About Computational Resources:

`methscan scan`, `matrix`, `diff`: Default use of 8c64g resources. **Under common data scales, the entire run usually takes 1-2 hours**. If running in the SeekGene Cloud Platform environment, it is recommended to reserve a longer task time window appropriately.

About min_cells parameter for DMR analysis:

Default value: 6 cells per group

Parameter function: Requires a sufficient number of cells in each comparison group to have sequencing coverage in a certain region, thereby improving the statistical stability of differential methylation analysis.
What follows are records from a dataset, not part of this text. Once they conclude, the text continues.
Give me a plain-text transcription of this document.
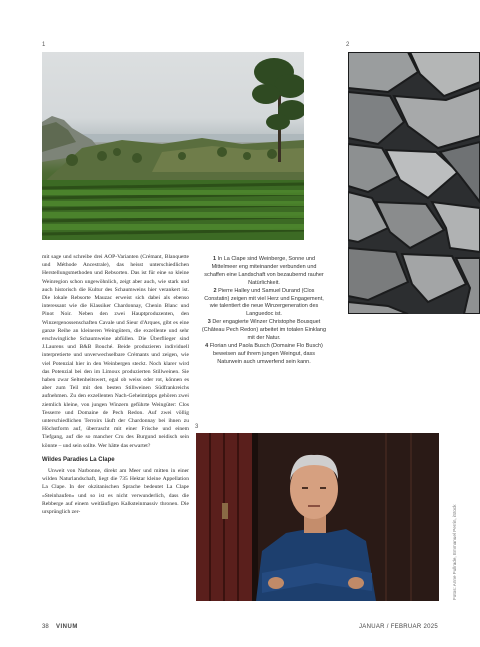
1	2
3

mit sage und schreibe drei AOP-Varianten (Crémant, Blanquette und Méthode Ancestrale), das heisst unterschiedlichen Herstellungsmethoden und Rebsorten. Das ist für eine so kleine Weinregion schon ungewöhnlich, zeigt aber auch, wie stark und auch historisch die Kultur des Schaumweins hier verankert ist. Die lokale Rebsorte Mauzac erweist sich dabei als ebenso interessant wie die Klassiker Chardonnay, Chenin Blanc und Pinot Noir. Neben den zwei Hauptproduzenten, den Winzergenossenschaften Cavale und Sieur d'Arques, gibt es eine ganze Reihe an kleineren Weingütern, die exzellente und sehr erschwingliche Schaumweine abfüllen. Die Überflieger sind J.Laurens und B&B Bouché. Beide produzieren individuell interpretierte und unverwechselbare Crémants und zeigen, wie viel Potenzial hier in den Weinbergen steckt. Noch klarer wird das Potenzial bei den im Limoux produzierten Stillweinen. Sie haben zwar Seltenheitswert, egal ob weiss oder rot, können es aber zum Teil mit den besten Stillweinen Südfrankreichs aufnehmen. Zu den exzellenten Nach-Geheimtipps gehören zwei ziemlich kleine, von jungen Winzern geführte Weingüter: Clos Tesserre und Domaine de Pech Redon. Auf zwei völlig unterschiedlichen Terroirs läuft der Chardonnay bei ihnen zu Höchstform auf, überrascht mit einer Frische und einem Tiefgang, auf die so mancher Cru des Burgund neidisch sein könnte – und sein sollte. Wer hätte das erwartet?

Wildes Paradies La Clape

Unweit von Narbonne, direkt am Meer und mitten in einer wilden Naturlandschaft, liegt die 735 Hektar kleine Appellation La Clape. In der okzitanischen Sprache bedeutet La Clape «Steinhaufen» und so ist es nicht verwunderlich, dass die Rebberge auf einem weitläufigen Kalksteinmassiv thronen. Die ursprünglich zer-

1 In La Clape sind Weinberge, Sonne und Mittelmeer eng miteinander verbunden und schaffen eine Landschaft von bezaubernd rauher Natürlichkeit.

2 Pierre Halley und Samuel Durand (Clos Constatin) zeigen mit viel Herz und Engagement, wie talentiert die neue Winzergeneration des Languedoc ist.

3 Der engagierte Winzer Christophe Bousquet (Château Pech Redon) arbeitet im totalen Einklang mit der Natur.

4 Florian und Paola Busch (Domaine Flo Busch) beweisen auf ihrem jungen Weingut, dass Naturwein auch umwerfend sein kann.

Fotos: Anne Fullrade, Emmanuel Perrin, iStock
38 VINUM	JANUAR / FEBRUAR 2025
Experience reference: In practice, when the number of cells in both comparison clusters is greater than about 200, it is usually easier to obtain DMR results meeting significance thresholds; in cases of fewer cells, it may be difficult to detect significant differences, and one can try appropriately lowering the `min_cells` parameter for exploratory analysis and make a comprehensive judgment based on biological background.

# --- Platform description ---
# In the SeekGene Cloud Platform environment, the methscan prepare step is usually completed in the upstream workflow,
# Therefore, this workflow defaults to directly using the existing compact_data directory.
# The commented code below serves as a reference implementation for local environments or when re-execution of the prepare step is needed;
# If you need to re-run methscan prepare, please uncomment accordingly.


# # Check if input directory exists
# if (!dir.exists(input_cov_dir)) {
#   stop("Input directory does not exist: ", input_cov_dir,
#        "\nPlease run allc_to_bismarkCov.py to convert data first")
# }
# 
# # Get all coverage files
# cov_files <- list.files(input_cov_dir, full.names = TRUE, pattern = "\\.cov$")
# if (length(cov_files) == 0) {
#   stop("No .cov files found in ", input_cov_dir)
# }
# 
# cat("Found ", length(cov_files), " coverage files\n")
# 
# # Prepare output directory
# compact_data_dir <- file.path(outdir, "compact_data")
# if (!dir.exists(compact_data_dir)) {
#   dir.create(compact_data_dir, recursive = TRUE)
# }
# 
# # Execute methscan prepare
# run_methscan(
#   command = "prepare",
#   args = c(cov_files, compact_data_dir)
# )

# Directly use existing compact_data directory
if (!dir.exists(compact_data_dir)) {
  stop("compact_data 目录不存在：", compact_data_dir, 
       "\n请确保已在云平台完成 methscan prepare 步骤")
}
cat("✓ 使用已有的 compact_data 目录：", compact_data_dir, "\n")

output

✓ 使用已有的 compact_data 目录： ../../data/AY1768874914782/methylation/demoWTJW969-task-1/WTJW969/methscan/compact_data

Quality Assessment and Low-quality Cell Filtering

Before performing cell filtering, it is recommended to systematically assess cell quality and determine appropriate filtering parameters combined with visualization results.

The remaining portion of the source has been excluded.